Orfeo is seriously unlucky in love and work--and, worse yet, health--but he’s great for Fanny, who discovers in him the kind of mutual, supportive loving that goes beyond sex. Orfeo indulges in lots of dubious mumbo-jumbo but his gifts do seem to help her snag Lothar (Michael von Au)--at least momentarily--the handsome but loutish new manager of their apartment house.

Dorrie does present Orfeo as possessing genuine psychic powers, but it scarcely matters whether we go along with this or not. What he does for Fanny is to build her self-confidence and, more important, break through her self-absorption and self-pity. In doing so, Dorrie gives real substance to the film’s generous doses of kooky froth. Let’s face it, lots of people will have no trouble in recognizing themselves in Fanny to varying degrees.

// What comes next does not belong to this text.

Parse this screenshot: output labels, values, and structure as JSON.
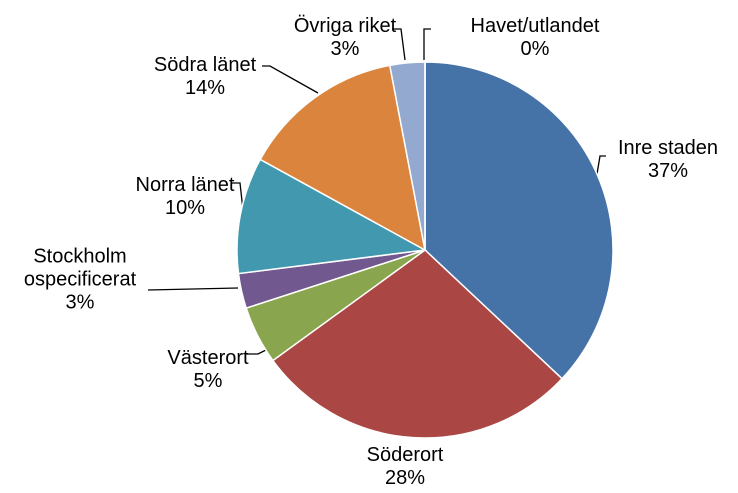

There’s considerable darkness in “Nobody Loves Me”--Fanny, for example, is taking a course on “conscious dying”--but there’s also considerable sparkle. “Nobody Loves Me” has a blithe, antic spirit that’s hard to resist.

* Unrated. Times guidelines: The film contains some sex and nudity, some strong language.

‘Nobody Loves Me’

(‘Keiner Liebt Mich’)

Maria Schrader: Fanny Fink

Pierre Sanoussi-Bliss: Orfeo de Altamar

Michael von Au: Lothar Sticker

Elisabeth Trissenaar: Madeleine

A CPF Distribution Inc., release of a Cobra Film production. Writer-director Dorris Dorrie. Producers Gerd Huber, Renate Seefeldt. Cinematographer Helge Wendler. Editor Inez Regnier. Costumes Siegbert Kammerer. Music Niki Reiser. Production designer Tom Schlesinger. Art director Claus Kottman. In German, with English subtitles. Running time: 1 hour, 44 minutes.